Many years ago, I had the opportunity of speaking with Ben Bova at a science fiction event presented by the Springfield Museum of Science. Bova is a highly acclaimed science fiction writer and when I asked him about the current status of science fiction movies, he replied, "Hollywood does to science fiction what Hitler did to Poland."
Bova is an advocate for "hard" science fiction, stories that have more to do with invention and theory than with ray guns, scantily glad heroines and bug-eyed monsters.
I wonder how he would view "Moon," the new science fiction film co-written and directed by Duncan Jones and starring Sam Rockwell.
"Moon" has no ray guns or monsters. It has instead something that science fiction fans usually like to embrace: ideas.
Set in the future, Rockwell plays Sam Bell, the lone employee at a station on the moon. Run by a corporation, Sam's assignment by the company is to send the canisters of hydrogen harvested by automated mining trucks to the earth -- the hydrogen is the planet's new clean fuel.
Sam has signed up for a three-year tour and his only companion is GERTY (voiced by Kevin Spacey), a robot designed to help him on his mission.
Sam is getting a little anxious as he has only two weeks left before returning to earth and to his wife and child, when he has an accident. As he recovers, he realizes there is someone else at the station -- someone who looks just like him.
Is Sam delusional or is something else happening? I don't want to spoil the surprise.
"Moon" is a superbly realized film with an Academy Award winning performance by Rockwell. Jones wanted to give his film a look reminiscent of the science fiction films of the 1980s before the advent of computer graphics. The use of models, rather than CGI, gives the film an impressive "real" look and texture that CGI is hard pressed to create.
I was very impressed with this movie and with Jones' vision. If you enjoy science fiction, you have to check out "Moon."
The zombie film is now a staple among the horror genre -- the results of George Romero's superb zombie films -- but it's clear writers and directors can do only so much with the standard formula of having innocent people turned into flesh-craving monsters by some virus or exposure to a potent chemical.

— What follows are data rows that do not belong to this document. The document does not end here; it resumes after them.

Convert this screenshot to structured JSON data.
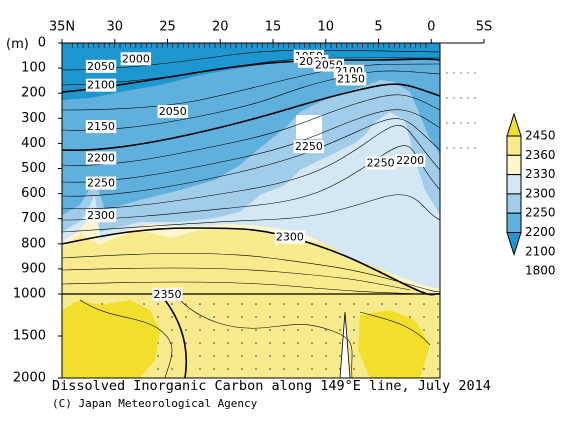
{
  "chart_data": {
    "type": "heatmap",
    "title": "Dissolved Inorganic Carbon along 149°E line, July 2014",
    "credit": "(C) Japan Meteorological Agency",
    "ylabel": "(m)",
    "x_tick_labels": [
      "35N",
      "30",
      "25",
      "20",
      "15",
      "10",
      "5",
      "0",
      "5S"
    ],
    "x_ticks_deg": [
      35,
      30,
      25,
      20,
      15,
      10,
      5,
      0,
      -5
    ],
    "xlim_deg": [
      35,
      -5
    ],
    "y_tick_labels_upper": [
      "0",
      "100",
      "200",
      "300",
      "400",
      "500",
      "600",
      "700",
      "800",
      "900",
      "1000"
    ],
    "y_tick_labels_lower": [
      "1500",
      "2000"
    ],
    "ylim": [
      0,
      2000
    ],
    "y_break_depth": 1000,
    "colorbar": {
      "labels": [
        "2450",
        "2360",
        "2330",
        "2300",
        "2250",
        "2200",
        "2100",
        "1800"
      ],
      "colors": [
        "#f2df2c",
        "#f8eb8e",
        "#fdf6cc",
        "#d3e7f4",
        "#a2cdea",
        "#5fb0dd",
        "#1e96d0"
      ]
    },
    "contour_labels": [
      {
        "text": "1950",
        "lat": 11.6,
        "depth": 55
      },
      {
        "text": "2000",
        "lat": 28.0,
        "depth": 65
      },
      {
        "text": "2000",
        "lat": 11.2,
        "depth": 75
      },
      {
        "text": "2050",
        "lat": 9.7,
        "depth": 90
      },
      {
        "text": "2050",
        "lat": 31.3,
        "depth": 95
      },
      {
        "text": "2100",
        "lat": 7.8,
        "depth": 115
      },
      {
        "text": "2150",
        "lat": 7.6,
        "depth": 145
      },
      {
        "text": "2100",
        "lat": 31.3,
        "depth": 170
      },
      {
        "text": "2050",
        "lat": 24.5,
        "depth": 275
      },
      {
        "text": "2150",
        "lat": 31.3,
        "depth": 335
      },
      {
        "text": "2250",
        "lat": 11.6,
        "depth": 415
      },
      {
        "text": "2200",
        "lat": 31.3,
        "depth": 460
      },
      {
        "text": "2250",
        "lat": 4.8,
        "depth": 480
      },
      {
        "text": "2200",
        "lat": 2.0,
        "depth": 470
      },
      {
        "text": "2250",
        "lat": 31.3,
        "depth": 560
      },
      {
        "text": "2300",
        "lat": 31.3,
        "depth": 690
      },
      {
        "text": "2300",
        "lat": 13.4,
        "depth": 775
      },
      {
        "text": "2350",
        "lat": 25.0,
        "depth": 1010
      }
    ]
  }
}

Instead, what if they are turned into zombies because of something they've heard? What if a word could turn you into a zombie?
That's the basis of "Pontypool," an ambitious but not successful re-thinking of the zombie genre. Set in a small town in Ontario, Stephen McHattie delivers a bravura performance as Grant Mazzy, a former big-time shock jock who is now working at a small station in the middle of nowhere. During a routine winter storm, the station receives reports on groups of people gathering at buildings in town and literally pressing against the walls in such numbers as to break through them.

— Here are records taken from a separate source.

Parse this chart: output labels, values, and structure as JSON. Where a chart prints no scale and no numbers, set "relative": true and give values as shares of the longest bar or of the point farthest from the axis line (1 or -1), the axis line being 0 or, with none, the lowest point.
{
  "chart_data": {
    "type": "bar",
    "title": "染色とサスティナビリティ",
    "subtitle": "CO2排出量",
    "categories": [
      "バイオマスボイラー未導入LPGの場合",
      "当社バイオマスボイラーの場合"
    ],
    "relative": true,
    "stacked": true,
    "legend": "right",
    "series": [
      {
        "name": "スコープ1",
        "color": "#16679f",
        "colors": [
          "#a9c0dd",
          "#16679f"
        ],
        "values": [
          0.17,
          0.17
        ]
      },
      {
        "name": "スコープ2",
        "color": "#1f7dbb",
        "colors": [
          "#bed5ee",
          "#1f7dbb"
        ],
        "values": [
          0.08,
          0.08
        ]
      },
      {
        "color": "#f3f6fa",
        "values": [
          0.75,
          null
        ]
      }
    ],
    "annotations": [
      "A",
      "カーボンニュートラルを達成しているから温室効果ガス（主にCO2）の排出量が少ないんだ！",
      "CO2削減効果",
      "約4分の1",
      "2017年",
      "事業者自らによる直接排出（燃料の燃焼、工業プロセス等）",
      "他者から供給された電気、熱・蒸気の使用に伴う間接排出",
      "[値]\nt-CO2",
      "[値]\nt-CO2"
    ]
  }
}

There are reports as well that these people are repeating words and phrases and, well, this is a zombie movie, eating people.

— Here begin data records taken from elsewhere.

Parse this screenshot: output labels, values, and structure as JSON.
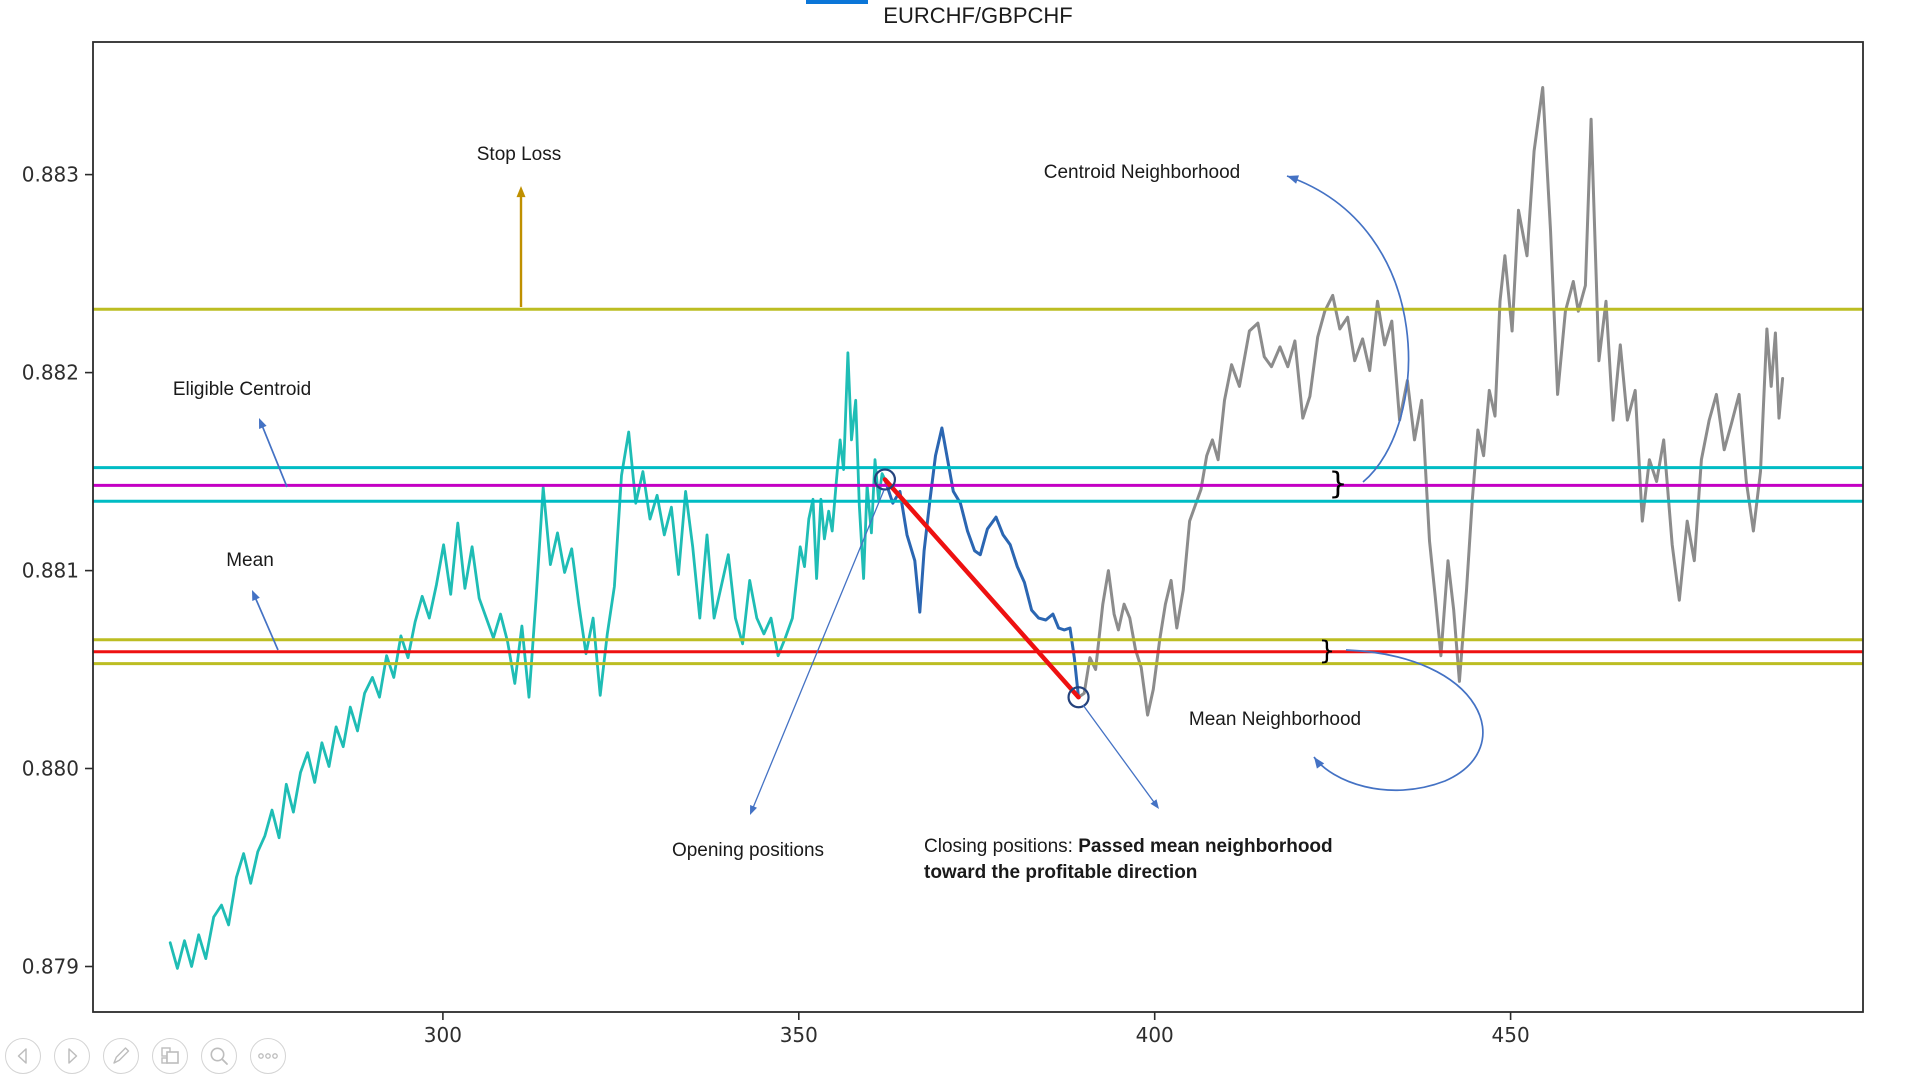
{
  "title": "EURCHF/GBPCHF",
  "colors": {
    "accent_bar": "#0b76d8",
    "annotation_arrow_blue": "#4472c4",
    "stop_loss_arrow_gold": "#bf9000",
    "marker_edge": "#24427c"
  },
  "annotations": {
    "stop_loss": "Stop Loss",
    "eligible_centroid": "Eligible Centroid",
    "mean": "Mean",
    "centroid_neighborhood": "Centroid Neighborhood",
    "mean_neighborhood": "Mean Neighborhood",
    "opening_positions": "Opening positions",
    "closing_prefix": "Closing positions: ",
    "closing_bold_line1": "Passed mean neighborhood",
    "closing_bold_line2": "toward the profitable direction",
    "brace_char": "}"
  },
  "toolbar": {
    "icons": [
      "back-icon",
      "forward-icon",
      "pen-icon",
      "slides-icon",
      "zoom-icon",
      "more-icon"
    ]
  },
  "chart_data": {
    "type": "line",
    "title": "EURCHF/GBPCHF",
    "xlabel": "",
    "ylabel": "",
    "xlim": [
      250.85,
      499.5
    ],
    "ylim": [
      0.87877,
      0.88367
    ],
    "x_ticks": [
      300,
      350,
      400,
      450
    ],
    "y_ticks": [
      0.879,
      0.88,
      0.881,
      0.882,
      0.883
    ],
    "y_tick_decimals": 3,
    "grid": false,
    "legend": null,
    "hlines": [
      {
        "name": "stop-loss",
        "label": "Stop Loss",
        "value": 0.88232,
        "color": "#bcbd22",
        "width": 3
      },
      {
        "name": "centroid-upper",
        "label": "Centroid Neighborhood upper",
        "value": 0.88152,
        "color": "#00bcc4",
        "width": 3
      },
      {
        "name": "eligible-centroid",
        "label": "Eligible Centroid",
        "value": 0.88143,
        "color": "#c400c4",
        "width": 3
      },
      {
        "name": "centroid-lower",
        "label": "Centroid Neighborhood lower",
        "value": 0.88135,
        "color": "#00bcc4",
        "width": 3
      },
      {
        "name": "mean-upper",
        "label": "Mean Neighborhood upper",
        "value": 0.88065,
        "color": "#bcbd22",
        "width": 3
      },
      {
        "name": "mean",
        "label": "Mean",
        "value": 0.88059,
        "color": "#ee1111",
        "width": 3
      },
      {
        "name": "mean-lower",
        "label": "Mean Neighborhood lower",
        "value": 0.88053,
        "color": "#bcbd22",
        "width": 3
      }
    ],
    "trade": {
      "open": {
        "x": 362.1,
        "price": 0.88146
      },
      "close": {
        "x": 389.3,
        "price": 0.88036
      },
      "line_color": "#ee1111",
      "line_width": 4.5,
      "marker_radius": 10,
      "marker_edge_color": "#24427c"
    },
    "series": [
      {
        "name": "price-before-open",
        "color": "#1fbdb5",
        "width": 2.8,
        "points": [
          [
            261.7,
            0.87912
          ],
          [
            262.7,
            0.87899
          ],
          [
            263.7,
            0.87913
          ],
          [
            264.7,
            0.879
          ],
          [
            265.7,
            0.87916
          ],
          [
            266.7,
            0.87904
          ],
          [
            267.8,
            0.87925
          ],
          [
            268.9,
            0.87931
          ],
          [
            269.9,
            0.87921
          ],
          [
            271.0,
            0.87945
          ],
          [
            272.0,
            0.87957
          ],
          [
            273.0,
            0.87942
          ],
          [
            274.0,
            0.87958
          ],
          [
            275.0,
            0.87966
          ],
          [
            276.0,
            0.87979
          ],
          [
            277.0,
            0.87965
          ],
          [
            278.0,
            0.87992
          ],
          [
            279.0,
            0.87978
          ],
          [
            280.0,
            0.87998
          ],
          [
            281.0,
            0.88008
          ],
          [
            282.0,
            0.87993
          ],
          [
            283.0,
            0.88013
          ],
          [
            284.0,
            0.88001
          ],
          [
            285.0,
            0.88021
          ],
          [
            286.0,
            0.88011
          ],
          [
            287.0,
            0.88031
          ],
          [
            288.0,
            0.88019
          ],
          [
            289.0,
            0.88038
          ],
          [
            290.1,
            0.88046
          ],
          [
            291.1,
            0.88036
          ],
          [
            292.1,
            0.88057
          ],
          [
            293.1,
            0.88046
          ],
          [
            294.1,
            0.88067
          ],
          [
            295.1,
            0.88056
          ],
          [
            296.1,
            0.88074
          ],
          [
            297.1,
            0.88087
          ],
          [
            298.1,
            0.88076
          ],
          [
            299.1,
            0.88093
          ],
          [
            300.1,
            0.88113
          ],
          [
            301.1,
            0.88088
          ],
          [
            302.1,
            0.88124
          ],
          [
            303.1,
            0.88091
          ],
          [
            304.1,
            0.88112
          ],
          [
            305.1,
            0.88086
          ],
          [
            306.1,
            0.88076
          ],
          [
            307.1,
            0.88066
          ],
          [
            308.1,
            0.88078
          ],
          [
            309.1,
            0.88064
          ],
          [
            310.1,
            0.88043
          ],
          [
            311.1,
            0.88072
          ],
          [
            312.1,
            0.88036
          ],
          [
            313.1,
            0.88086
          ],
          [
            314.1,
            0.88142
          ],
          [
            315.1,
            0.88103
          ],
          [
            316.1,
            0.88119
          ],
          [
            317.1,
            0.88099
          ],
          [
            318.1,
            0.88111
          ],
          [
            319.1,
            0.88083
          ],
          [
            320.1,
            0.88058
          ],
          [
            321.1,
            0.88076
          ],
          [
            322.1,
            0.88037
          ],
          [
            323.1,
            0.88068
          ],
          [
            324.1,
            0.88092
          ],
          [
            325.1,
            0.88148
          ],
          [
            326.1,
            0.8817
          ],
          [
            327.1,
            0.88134
          ],
          [
            328.1,
            0.8815
          ],
          [
            329.1,
            0.88126
          ],
          [
            330.1,
            0.88138
          ],
          [
            331.1,
            0.88118
          ],
          [
            332.1,
            0.88132
          ],
          [
            333.1,
            0.88098
          ],
          [
            334.1,
            0.8814
          ],
          [
            335.1,
            0.88112
          ],
          [
            336.1,
            0.88076
          ],
          [
            337.1,
            0.88118
          ],
          [
            338.1,
            0.88076
          ],
          [
            339.1,
            0.88092
          ],
          [
            340.1,
            0.88108
          ],
          [
            341.1,
            0.88076
          ],
          [
            342.1,
            0.88063
          ],
          [
            343.1,
            0.88095
          ],
          [
            344.1,
            0.88076
          ],
          [
            345.1,
            0.88068
          ],
          [
            346.1,
            0.88076
          ],
          [
            347.1,
            0.88057
          ],
          [
            348.1,
            0.88066
          ],
          [
            349.1,
            0.88076
          ],
          [
            350.2,
            0.88112
          ],
          [
            350.8,
            0.88102
          ],
          [
            351.4,
            0.88126
          ],
          [
            352.0,
            0.88136
          ],
          [
            352.5,
            0.88096
          ],
          [
            353.1,
            0.88136
          ],
          [
            353.6,
            0.88116
          ],
          [
            354.2,
            0.8813
          ],
          [
            354.7,
            0.8812
          ],
          [
            355.3,
            0.88146
          ],
          [
            355.8,
            0.88166
          ],
          [
            356.3,
            0.88151
          ],
          [
            356.9,
            0.8821
          ],
          [
            357.4,
            0.88166
          ],
          [
            358.0,
            0.88186
          ],
          [
            358.5,
            0.88133
          ],
          [
            359.1,
            0.88096
          ],
          [
            359.6,
            0.88143
          ],
          [
            360.2,
            0.88119
          ],
          [
            360.7,
            0.88156
          ],
          [
            361.2,
            0.88136
          ],
          [
            361.7,
            0.88149
          ],
          [
            362.1,
            0.88146
          ]
        ]
      },
      {
        "name": "price-open-to-close",
        "color": "#2b66b2",
        "width": 3,
        "points": [
          [
            362.1,
            0.88146
          ],
          [
            363.2,
            0.88134
          ],
          [
            364.2,
            0.8814
          ],
          [
            365.2,
            0.88118
          ],
          [
            366.3,
            0.88105
          ],
          [
            367.0,
            0.88079
          ],
          [
            367.6,
            0.8811
          ],
          [
            368.4,
            0.88135
          ],
          [
            369.2,
            0.88158
          ],
          [
            370.1,
            0.88172
          ],
          [
            370.9,
            0.88156
          ],
          [
            371.7,
            0.8814
          ],
          [
            372.7,
            0.88134
          ],
          [
            373.7,
            0.8812
          ],
          [
            374.7,
            0.8811
          ],
          [
            375.5,
            0.88108
          ],
          [
            376.5,
            0.88121
          ],
          [
            377.7,
            0.88127
          ],
          [
            378.7,
            0.88118
          ],
          [
            379.7,
            0.88113
          ],
          [
            380.7,
            0.88102
          ],
          [
            381.7,
            0.88094
          ],
          [
            382.7,
            0.8808
          ],
          [
            383.7,
            0.88076
          ],
          [
            384.7,
            0.88075
          ],
          [
            385.7,
            0.88078
          ],
          [
            386.5,
            0.88071
          ],
          [
            387.3,
            0.8807
          ],
          [
            388.1,
            0.88071
          ],
          [
            388.7,
            0.88056
          ],
          [
            389.3,
            0.88036
          ]
        ]
      },
      {
        "name": "price-after-close",
        "color": "#8c8c8c",
        "width": 3,
        "points": [
          [
            389.3,
            0.88036
          ],
          [
            390.1,
            0.88038
          ],
          [
            390.9,
            0.88056
          ],
          [
            391.7,
            0.8805
          ],
          [
            392.7,
            0.88083
          ],
          [
            393.5,
            0.881
          ],
          [
            394.3,
            0.88078
          ],
          [
            394.9,
            0.8807
          ],
          [
            395.7,
            0.88083
          ],
          [
            396.5,
            0.88076
          ],
          [
            397.3,
            0.8806
          ],
          [
            398.1,
            0.88051
          ],
          [
            399.0,
            0.88027
          ],
          [
            399.8,
            0.8804
          ],
          [
            400.7,
            0.88065
          ],
          [
            401.5,
            0.88083
          ],
          [
            402.3,
            0.88095
          ],
          [
            403.1,
            0.88071
          ],
          [
            404.0,
            0.8809
          ],
          [
            404.9,
            0.88125
          ],
          [
            405.7,
            0.88133
          ],
          [
            406.5,
            0.88141
          ],
          [
            407.3,
            0.88158
          ],
          [
            408.1,
            0.88166
          ],
          [
            408.9,
            0.88156
          ],
          [
            409.8,
            0.88186
          ],
          [
            410.8,
            0.88204
          ],
          [
            411.9,
            0.88193
          ],
          [
            413.3,
            0.88221
          ],
          [
            414.5,
            0.88225
          ],
          [
            415.4,
            0.88208
          ],
          [
            416.4,
            0.88203
          ],
          [
            417.6,
            0.88213
          ],
          [
            418.7,
            0.88203
          ],
          [
            419.7,
            0.88216
          ],
          [
            420.8,
            0.88177
          ],
          [
            421.8,
            0.88188
          ],
          [
            422.9,
            0.88218
          ],
          [
            423.9,
            0.88231
          ],
          [
            425.0,
            0.88239
          ],
          [
            426.0,
            0.88222
          ],
          [
            427.1,
            0.88228
          ],
          [
            428.1,
            0.88206
          ],
          [
            429.2,
            0.88217
          ],
          [
            430.2,
            0.88201
          ],
          [
            431.3,
            0.88236
          ],
          [
            432.3,
            0.88214
          ],
          [
            433.3,
            0.88226
          ],
          [
            434.4,
            0.88176
          ],
          [
            435.5,
            0.88196
          ],
          [
            436.5,
            0.88166
          ],
          [
            437.5,
            0.88186
          ],
          [
            438.6,
            0.88115
          ],
          [
            439.4,
            0.88087
          ],
          [
            440.2,
            0.88057
          ],
          [
            441.2,
            0.88105
          ],
          [
            442.0,
            0.8808
          ],
          [
            442.8,
            0.88044
          ],
          [
            443.8,
            0.8809
          ],
          [
            444.6,
            0.88135
          ],
          [
            445.4,
            0.88171
          ],
          [
            446.2,
            0.88158
          ],
          [
            447.0,
            0.88191
          ],
          [
            447.8,
            0.88178
          ],
          [
            448.5,
            0.88236
          ],
          [
            449.2,
            0.88259
          ],
          [
            450.2,
            0.88221
          ],
          [
            451.1,
            0.88282
          ],
          [
            452.3,
            0.88259
          ],
          [
            453.3,
            0.88312
          ],
          [
            454.5,
            0.88344
          ],
          [
            455.6,
            0.88272
          ],
          [
            456.6,
            0.88189
          ],
          [
            457.7,
            0.88231
          ],
          [
            458.8,
            0.88246
          ],
          [
            459.5,
            0.88231
          ],
          [
            460.5,
            0.88244
          ],
          [
            461.3,
            0.88328
          ],
          [
            462.4,
            0.88206
          ],
          [
            463.4,
            0.88236
          ],
          [
            464.4,
            0.88176
          ],
          [
            465.4,
            0.88214
          ],
          [
            466.4,
            0.88176
          ],
          [
            467.5,
            0.88191
          ],
          [
            468.5,
            0.88125
          ],
          [
            469.5,
            0.88156
          ],
          [
            470.5,
            0.88145
          ],
          [
            471.5,
            0.88166
          ],
          [
            472.7,
            0.88113
          ],
          [
            473.7,
            0.88085
          ],
          [
            474.8,
            0.88125
          ],
          [
            475.8,
            0.88105
          ],
          [
            476.8,
            0.88156
          ],
          [
            477.9,
            0.88176
          ],
          [
            478.9,
            0.88189
          ],
          [
            480.0,
            0.88161
          ],
          [
            481.0,
            0.88174
          ],
          [
            482.1,
            0.88189
          ],
          [
            483.1,
            0.88145
          ],
          [
            484.1,
            0.8812
          ],
          [
            485.1,
            0.8815
          ],
          [
            486.0,
            0.88222
          ],
          [
            486.6,
            0.88193
          ],
          [
            487.2,
            0.8822
          ],
          [
            487.7,
            0.88177
          ],
          [
            488.2,
            0.88197
          ]
        ]
      }
    ]
  }
}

Mazzy has to try to hold the broadcast and his co-workers together while pondering if something he has said has triggered this phenomenon.
For die-hard horror fans who like their zombie movies "moist," this film will not be among their favorites. There is precious little zombie action, but there is a whole lot of talking about it.
The problem is the plot point about a word causing the zombie transformation is never adequately developed and seems awfully contrived. Despite the film's best intentions, the premise never gets off the ground.
Pawn Stars: Season One
I love the PBS show "Antiques Roadshow" because I learn a lot from it and because I am fascinated by the reactions of people learning that the old doorstop they brought is actually worth $10,000.
Well, "Pawn Stars" is a lot like the PBS show, but is covered in a reality show glaze. Set in a pawnshop in Las Vegas, the show features people who are bringing in a wide variety of items to pawn or sell. The action focuses on learning about the items in questions and then seeing the pawnshop guys coerce the lowest possible sales price from the owner.
There is additional reality show footage about the employees of the shop and their interactions, which I find pretty boring. What is much more of an interest are the items themselves and the work it take to determine if they are genuine and if they have value.
The History Channel show would probably be more appealing to me if there was more time spent on stuff being brought in and less time on staff arguing among themselves.